Saturday, January 30, 2010

Is it Insurance Reform or Health Care Reform that should be the Focus in Washington?

Certainly insurance companies are not saints, but are they the root of the problem? Is it the insurance companies that spend $7,000 on every American for health care every year? Or rather is the underlying problem the various factors that have driven our practice towards an overly technological, less personal, less coordinated, specialty-oriented style of Medicine?

Review of The Dartmouth Atlas of Health Care sadly demonstrates that even our great teaching centers are practicing a wasteful and, in many cases, a non-beneficial style of care. No wonder that our trainees now do the same.

We must adequately reimburse primary care, practice and teach excellent history taking and physical exam skills, conceptual thinking, and most importantly, physicians must unite behind a system of peer review to ensure beneficial care and support each other to beat back the lawyers.

Sunday, January 17, 2010

Questionable Funding of Universal Coverage

Our political leaders tell us that, in the past, there have been no decreases in services after cuts in Medicare funding. Therefore, it is reasonable to fund a portion of the costs of universal coverage with further cuts in Medicare reimbursement rates.

It is true that most Medicare beneficiaries are pleased with the program despite the decreases in payment rates over the years (for an excellent short review of Medicare’s payment history, http://www.hlc.org/medicare_history_memo.pdf). Despite these decreases in payment for each service, total Medicare expenditures and share of the federal budget are increasing. But in reality, how is Medicare actually funded and have these decreases caused a dramatic change in the practice of medicine in this country?

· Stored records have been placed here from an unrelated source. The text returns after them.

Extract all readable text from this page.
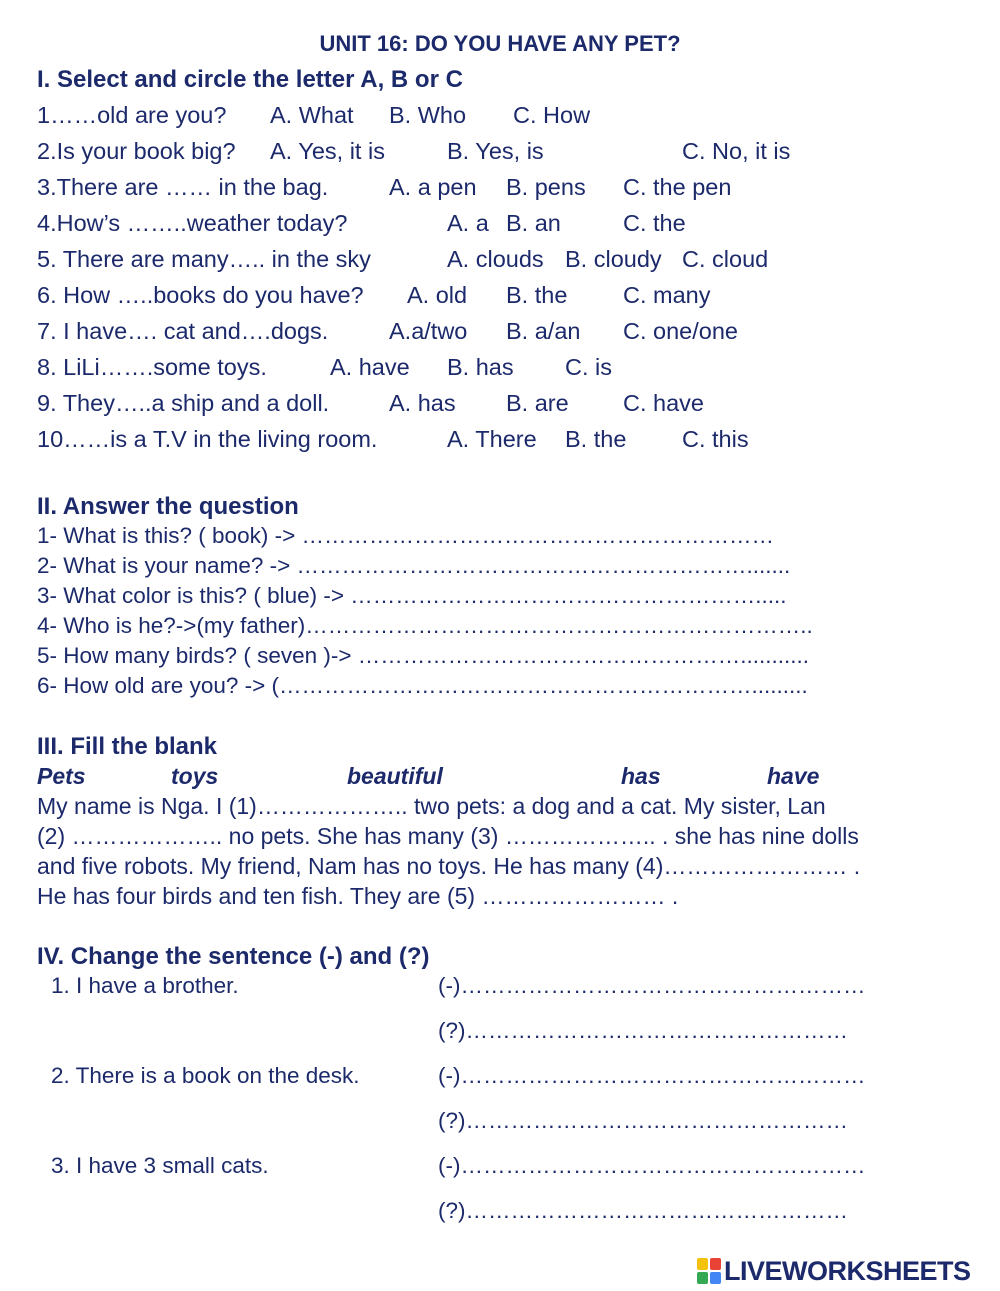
UNIT 16: DO YOU HAVE ANY PET?
I. Select and circle the letter A, B or C
1……old are you? A. What B. Who C. How
2.Is your book big? A. Yes, it is	B. Yes, is	C. No, it is
3.There are …… in the bag.	A. a pen B. pens C. the pen
4.How’s ……..weather today?	A. a B. an	C. the
5. There are many….. in the sky	A. clouds B. cloudy C. cloud
6. How …..books do you have? A. old B. the C. many
7. I have…. cat and….dogs.	A.a/two B. a/an C. one/one
8. LiLi…….some toys.	A. have B. has C. is
9. They…..a ship and a doll.	A. has B. are C. have
10……is a T.V in the living room.	A. There B. the C. this
II. Answer the question
1- What is this? ( book) -> ………………………………………………………
2- What is your name? -> …………………………………………………….......
3- What color is this? ( blue) -> ……………………………………………….....
4- Who is he?->(my father)…………………………………………………………..
5- How many birds? ( seven )-> ……………………………………………...........
6- How old are you? -> (……………………………………………………….........
III. Fill the blank
Pets	toys	beautiful	has	have
My name is Nga. I (1)……………….. two pets: a dog and a cat. My sister, Lan
(2) ……………….. no pets. She has many (3) ……………….. . she has nine dolls
and five robots. My friend, Nam has no toys. He has many (4)…………………… .
He has four birds and ten fish. They are (5) …………………… .
IV. Change the sentence (-) and (?)
1. I have a brother.	(-)………………………………………………
(?)……………………………………………
2. There is a book on the desk.	(-)………………………………………………
(?)……………………………………………
3. I have 3 small cats.	(-)………………………………………………
(?)……………………………………………
LIVEWORKSHEETS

Although Medicare makes up about one sixth of our total national health care spending, it is the largest insurer and has a major impact on the allocation of health care resources. In a recent posting, (The Mayo Clinic: A Model for Appropriate Care But Can it Survive As Such?) I described that last year The Mayo Clinic billed Medicare $1.7 billion for medical services; however, they lost $840 million due to Medicare underpayment. They made up for this loss by overcharging private insurance, i.e. cross-subsidization. The Mayo Clinic is not alone in this practice. Every hospital in the country has to do the same. Thus the working public has been paying more for their health insurance to offset the inadequate payments that Congress has allotted for Medicare - in essence, a hidden tax on workers.

Hospitals and doctors also quickly learned that Medicare is relatively generous in paying for technology rather than primary care, history taking, physical diagnostic skills, cognitive and conceptual thinking. Technologies and organizations with the greatest lobbying budgets have received the lion’s share of reimbursement. As a result we have an undersupply of primary care doctors, an oversupply of procedureists, an emphasis on intensive care units, overuse of cardiac catheritization and stenting, a frenzy of building proton accelerators and the list goes on and on. With further cuts in Medicare reimbursement to help pay for universal coverage without real structural changes on how we practice medicine, cross-subsidization from private insurance and even a greater emphasis on the overuse of procedures and technology will most likely occur.

Instead of delving into these and other reasons as to why we spend much more than any other country on health care, Washington is again trying the already failed economic approach of decreasing payments. Multiple experts using different methods (see posting The Validity of the Dartmouth Atlas for Health Care) have demonstrated that we spend about $700 billion dollars yearly on non-beneficial inappropriate care. Physicians working together as part of intensive peer review (see posting, Appropriate Care Committees) could address this overspending at the physician-patient interface, thus ensuring individualized evidence-based beneficial care. I believe the economic approach now being pursued by our political leaders will prove to be more frustrating and in the end more expensive. It is time to put the responsibility for rational beneficial care where it should be - on physicians.